I met a man sometime back who said while working as a pen rider in a feedlot in western Kansas he had worked with a cowboy named Harry who in his younger days had lived in a monastery. This sparked my interest because as far as I know I have never known anyone who lived in a monastery. It seems soon after high school Harry gathered his life savings and traveling many foreign lands on a spiritual journey, wound up at a monastery at the top of a mountain.

The monks, possibly feelin’ sorry for him, allowed him to join them. They took his remaining money, his boots and his pants and gave him a robe, sandals, and a vow of silence. The only person he was allowed to talk to was the head monk. For years Harry studied the writings of the great philosophers. He studied science and mathematics. He lit the right candles, he chanted the right chants, he burnt the right incense and yet what he sought evaded him. He sat on a rug on the mountain top, in the right position and hummed until he was hoarse. He sought nature, the trees, the rocks and waterfalls. Still no answer. He sought the moon and stars, the sun and the planets. Nothing. He fasted for weeks. No answer.

Finally, he went to the head monk. He said, “Master, I have been searching for an answer that has evaded me for years. You are old and wise; your hair and beard are long and grey. I come seeking your wisdom. What is the meaning of life?” The head monk gazed across the vast emptiness and stated, “I have found the meaning of life is to be one with everything.” “Yes!” Harry said, “Yes!” “Master, can you make me one with everything?” “No, grasshopper, this is a path you will have to walk alone.”
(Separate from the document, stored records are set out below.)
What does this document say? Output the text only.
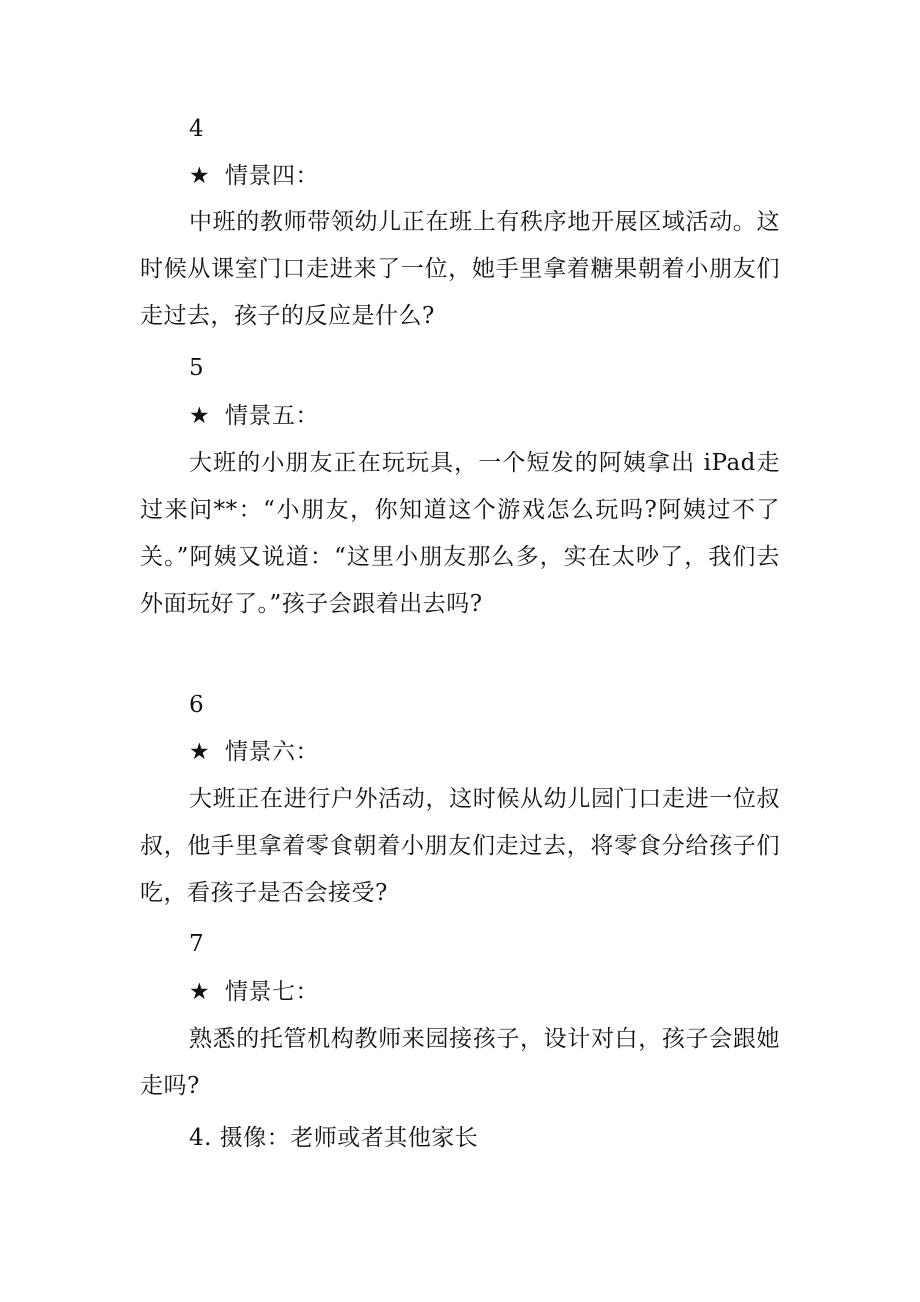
4
★ 情景四：

中班的教师带领幼儿正在班上有秩序地开展区域活动。这时候从课室门口走进来了一位，她手里拿着糖果朝着小朋友们走过去，孩子的反应是什么?

5
★ 情景五：

大班的小朋友正在玩玩具，一个短发的阿姨拿出 iPad走过来问**：“小朋友，你知道这个游戏怎么玩吗?阿姨过不了关。”阿姨又说道：“这里小朋友那么多，实在太吵了，我们去外面玩好了。”孩子会跟着出去吗?

6
★ 情景六：

大班正在进行户外活动，这时候从幼儿园门口走进一位叔叔，他手里拿着零食朝着小朋友们走过去，将零食分给孩子们吃，看孩子是否会接受?

7
★ 情景七：

熟悉的托管机构教师来园接孩子，设计对白，孩子会跟她走吗?

4. 摄像：老师或者其他家长
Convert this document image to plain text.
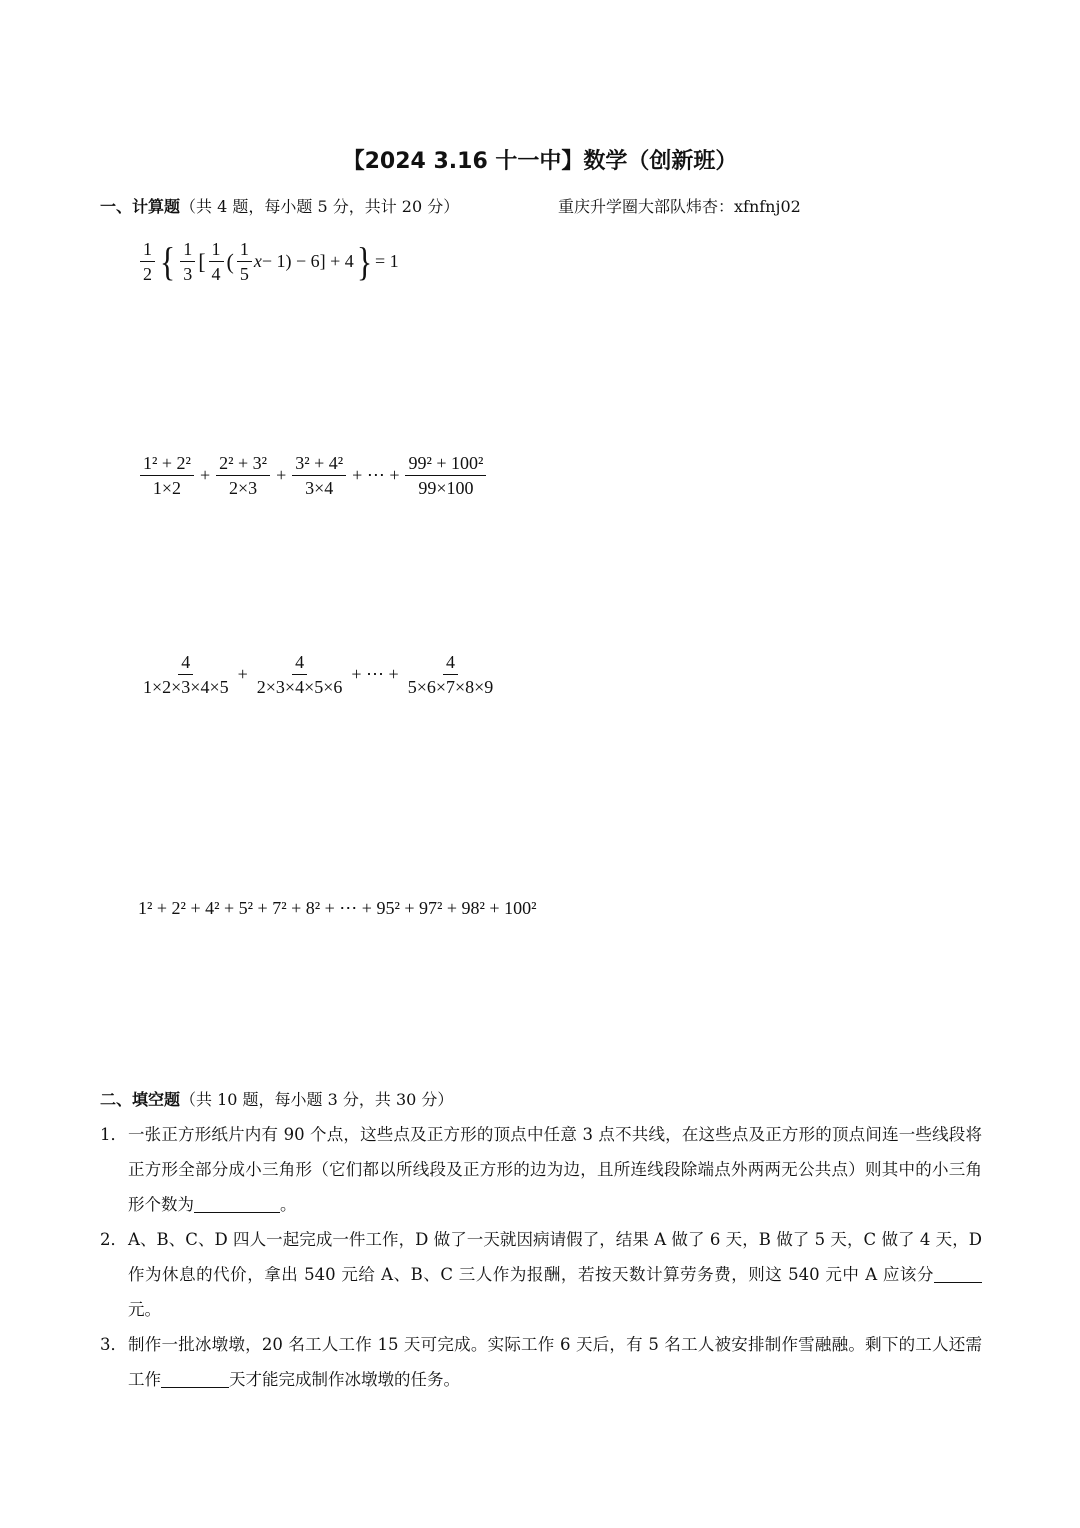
【2024 3.16 十一中】数学（创新班）
一、计算题（共 4 题，每小题 5 分，共计 20 分）	重庆升学圈大部队炜杏：xfnfnj02
$\frac{1}{2}$ { $\frac{1}{3}$ [ $\frac{1}{4}$ ( $\frac{1}{5}$ x − 1) − 6] + 4 } = 1
$\frac{\text{1² + 2²}}{1\times 2} + \frac{\text{2² + 3²}}{2\times 3} + \frac{\text{3² + 4²}}{3\times 4}$ + ⋯ + $\frac{\text{99² + 100²}}{99\times 100}$
$\frac{4}{1\times 2\times 3\times 4\times 5} + \frac{4}{2\times 3\times 4\times 5\times 6}$ + ⋯ + $\frac{4}{5\times 6\times 7\times 8\times 9}$
1² + 2² + 4² + 5² + 7² + 8² + ⋯ + 95² + 97² + 98² + 100²
二、填空题（共 10 题，每小题 3 分，共 30 分）
1． 一张正方形纸片内有 90 个点，这些点及正方形的顶点中任意 3 点不共线，在这些点及正方形的顶点间连一些线段将正方形全部分成小三角形（它们都以所线段及正方形的边为边，且所连线段除端点外两两无公共点）则其中的小三角形个数为	。
2． A、B、C、D 四人一起完成一件工作，D 做了一天就因病请假了，结果 A 做了 6 天，B 做了 5 天，C 做了 4 天，D 作为休息的代价，拿出 540 元给 A、B、C 三人作为报酬，若按天数计算劳务费，则这 540 元中 A 应该分元。
3． 制作一批冰墩墩，20 名工人工作 15 天可完成。实际工作 6 天后，有 5 名工人被安排制作雪融融。剩下的工人还需工作	天才能完成制作冰墩墩的任务。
So, he gave Harry his pants and boots back along with the two dollars and twenty five cents he had come with and sent him on his way. As Harry traveled down the mountain he encountered many wise men. Philosophers, sages, doctors, lawyers, teachers, cowboys, and sheep herders. Upon asking each of them the same question, “Can you make me one with everything?” He received the same answer from all. “No, I cannot.” Finally, after days of walking, he came to the small town at the foot of the mountain where he had left on his journey. There at the edge of town was a park and in this park was a hot dog stand. By now Harry was getting desperate. He went up to the hot dog stand and said, “Please Sir, can you make me one with everything?” “Yes, siree Bub. Comin’ right up. That will be two dollars and a quarter.”

Sometimes life is just not as complicated as we try to make it.

At least, that’s the view here from behind the grindstone.